Google’s controversial voice Assistant is getting a series of new commands designed to work like privacy-centric ‘undo’ buttons.

Google’s controversial voice Assistant is getting a series of new commands designed to work like privacy-centric ‘undo’ buttons.
Assistant, of course, is inside an estimated one billion devices, including Android smartphones, countless brands of home smart speaker, and TV sets based on the Android OS.
But these are only the pioneers for an expanding AI empire. This year Assistant should start popping up in headphones, soundbars, ‘smart’ computer displays and, via Android Auto, more motor cars.
If this sounds oppressive, you could be in for a tough few years because Assistant (and rivals Alexa, Siri, Cortana, and Samsung’s Bixby) – could soon be in anything and everything a human being might reasonably expect to perform a task.
And yet 2019 was the year Google finally got the message that the system’s hidden risks might quickly become the sort of privacy itch that is hard to scratch if it’s not careful.
This included controversies over who might be listening to recordings without users having given consent. Others have likened it to a poorly regulated privacy-killing genie Google won’t voluntarily put back in the bottle.

Google, stop that

Google hopes its new commands will counter that impression by offering offers some control over what Assistant pays attention to.
Right now, Assistant activates for English speakers when it hears the commands, “Hey Google,” or “Ok Google.”
The problem is that Assistant can activate when it mishears a similar string of words, which leaves users unsure what and when it might be recording speech sent to Google’s AI cloud.
Soon (presumably after any necessary updates) users will be able to calm their paranoia with the new command “Hey Google, that wasn’t for you.”
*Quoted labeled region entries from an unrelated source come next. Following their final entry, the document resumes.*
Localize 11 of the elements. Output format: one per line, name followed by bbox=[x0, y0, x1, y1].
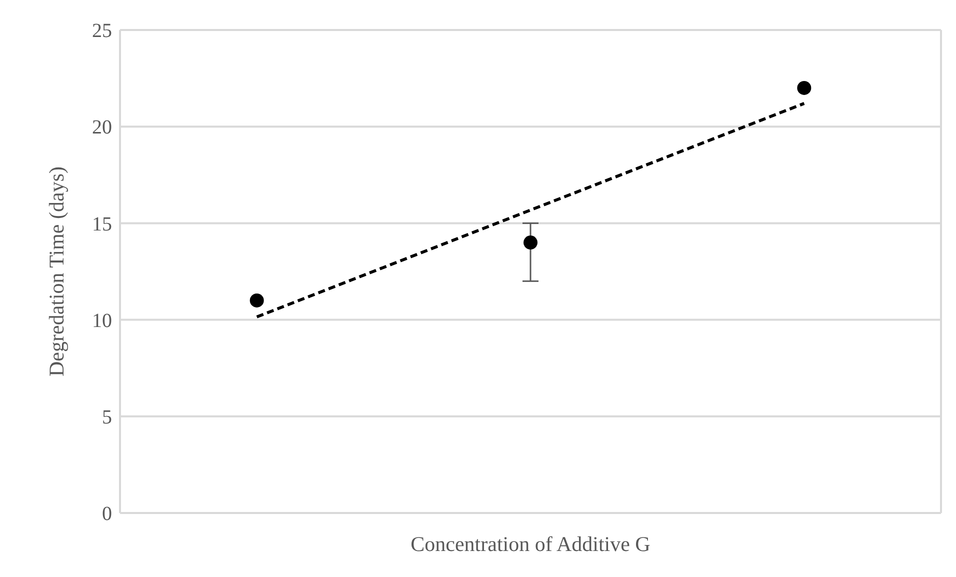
y-tick-label: 25 bbox=[92, 20, 112, 42]
y-tick-label: 15 bbox=[92, 213, 112, 236]
point bbox=[250, 293, 264, 308]
point bbox=[797, 80, 812, 95]
point bbox=[524, 236, 538, 250]
y-tick-label: 5 bbox=[102, 406, 112, 428]
y-tick-label: 0 bbox=[102, 503, 112, 526]
x-axis-title: Concentration of Additive G bbox=[410, 532, 650, 556]
y-tick-label: 10 bbox=[92, 310, 112, 332]
y-tick-label: 20 bbox=[92, 116, 112, 139]
y-axis-title: Degredation Time (days) bbox=[44, 166, 68, 376]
Users can already manually delete interactions with Assistant through Voice & Audio Activity, but this will now be possible using the command, “Hey Google, delete everything I said to you this week.”
Other commands include, “Hey Google, are you saving my audio data?” (which brings up a privacy FAQ on a screen) and “How do you keep my information private?”
These look like a logical extension to Google’s revamped Assistant privacy policies, announced last September. Indeed, it’s not hard to imagine that the number of questions users can ask Assistant about privacy might in time expand even more.

Plain sailing?

As helpful as this development might seem, it’s not exactly a great advert for the privacy of a system that users must tell it not to do something many probably didn’t realise it could do in the first place – and that’s before factoring in all the rival voice AI systems out there which people might also be using.
The wider problem for Google is that privacy isn’t just about voice and extends to the wider environment of IoT devices enabled by the platform of which Assistant is only one part.
Take the company’s Home Hub system, which earlier this week had to disconnect Xiaomi IP cameras after someone discovered they were being fed images from other people’s units.
This is how privacy – and the crises it occasionally throws up – work. Using IoT, and interfaces such as voice control, involves trade-offs. Some now suspect these compromises might be inviting trouble in the long run.